Tuż przy wejściu do Stoczni Gdańskiej wyrastają kosztem blisko 300 milionów złotych potężne mury Europejskiego Centrum Solidarności, inwestycji która w obecnym kryzysowym czasie, gdy budżet państwa i budżety samorządowe gwałtownie poszukują oszczędności, budzi zrozumiały sprzeciw stoczniowców. Kosztowna inwestycja powstaje pozornie w imię solidarnościowej tradycji, w rzeczywistości na chwałę kilku osób, które nie wahają się podjąć wielosetmilionowych wydatków w momencie gdy tysiące mieszkańców Gdańska zagrożone są bezrobociem, a sytuacja finansowa największych przedsiębiorstw grozi kolejnymi redukcjami pracowników.
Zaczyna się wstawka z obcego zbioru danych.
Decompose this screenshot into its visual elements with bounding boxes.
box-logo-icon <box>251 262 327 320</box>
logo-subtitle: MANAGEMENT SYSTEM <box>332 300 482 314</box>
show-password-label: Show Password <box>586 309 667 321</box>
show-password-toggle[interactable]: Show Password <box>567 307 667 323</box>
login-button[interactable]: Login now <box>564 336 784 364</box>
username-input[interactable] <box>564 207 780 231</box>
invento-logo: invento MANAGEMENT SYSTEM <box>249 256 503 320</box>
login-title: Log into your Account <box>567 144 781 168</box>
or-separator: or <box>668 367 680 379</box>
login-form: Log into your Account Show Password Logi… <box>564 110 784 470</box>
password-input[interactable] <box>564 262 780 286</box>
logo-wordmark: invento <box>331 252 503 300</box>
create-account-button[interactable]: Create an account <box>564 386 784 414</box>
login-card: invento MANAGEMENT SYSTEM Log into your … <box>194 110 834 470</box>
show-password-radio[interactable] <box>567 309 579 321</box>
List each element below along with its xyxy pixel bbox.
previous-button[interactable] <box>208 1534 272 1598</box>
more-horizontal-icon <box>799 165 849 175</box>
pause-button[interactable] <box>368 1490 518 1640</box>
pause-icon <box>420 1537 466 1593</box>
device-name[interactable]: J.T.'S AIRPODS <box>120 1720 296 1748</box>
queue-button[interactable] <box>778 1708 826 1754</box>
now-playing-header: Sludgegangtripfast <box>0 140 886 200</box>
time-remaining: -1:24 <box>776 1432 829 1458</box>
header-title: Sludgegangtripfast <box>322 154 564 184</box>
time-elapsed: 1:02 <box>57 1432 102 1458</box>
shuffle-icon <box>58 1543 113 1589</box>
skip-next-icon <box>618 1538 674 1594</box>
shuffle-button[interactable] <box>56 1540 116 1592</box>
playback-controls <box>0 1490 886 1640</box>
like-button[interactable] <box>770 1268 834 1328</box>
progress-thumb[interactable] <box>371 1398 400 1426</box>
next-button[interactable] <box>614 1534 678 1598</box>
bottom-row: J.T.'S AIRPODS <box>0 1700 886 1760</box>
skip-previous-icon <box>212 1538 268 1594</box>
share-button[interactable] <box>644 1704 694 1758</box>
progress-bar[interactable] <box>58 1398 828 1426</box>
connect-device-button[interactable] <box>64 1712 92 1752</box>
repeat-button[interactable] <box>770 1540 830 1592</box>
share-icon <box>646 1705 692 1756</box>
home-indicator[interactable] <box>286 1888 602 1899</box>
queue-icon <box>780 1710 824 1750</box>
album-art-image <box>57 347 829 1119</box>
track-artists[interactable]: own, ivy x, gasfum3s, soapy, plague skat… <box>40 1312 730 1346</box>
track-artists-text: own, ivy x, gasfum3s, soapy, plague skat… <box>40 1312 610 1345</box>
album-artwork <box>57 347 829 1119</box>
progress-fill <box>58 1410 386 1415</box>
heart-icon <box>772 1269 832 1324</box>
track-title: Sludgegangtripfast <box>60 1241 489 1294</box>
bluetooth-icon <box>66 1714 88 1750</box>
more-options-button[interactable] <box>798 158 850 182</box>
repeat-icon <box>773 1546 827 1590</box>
Kosztem kilkudziesięciu tysięcy złotych realizowany jest również projekt, Adamowicza motywowany "względami historycznymi" umieszczenia na Bramie nr 2, która jako obiekt zabytkowy znalazła się w gestii władz miejskich, napisu "Stocznia Gdańska im. Lenina" i odznaczenia nadanego zakładowi w czasach PRL. Olbrzymia większość pracowników stoczni traktuje ten pomysł jako chęć poniżenia niepokornych ludzi wiernych idei solidarności, dlatego sprzeciwiamy się tym działaniom.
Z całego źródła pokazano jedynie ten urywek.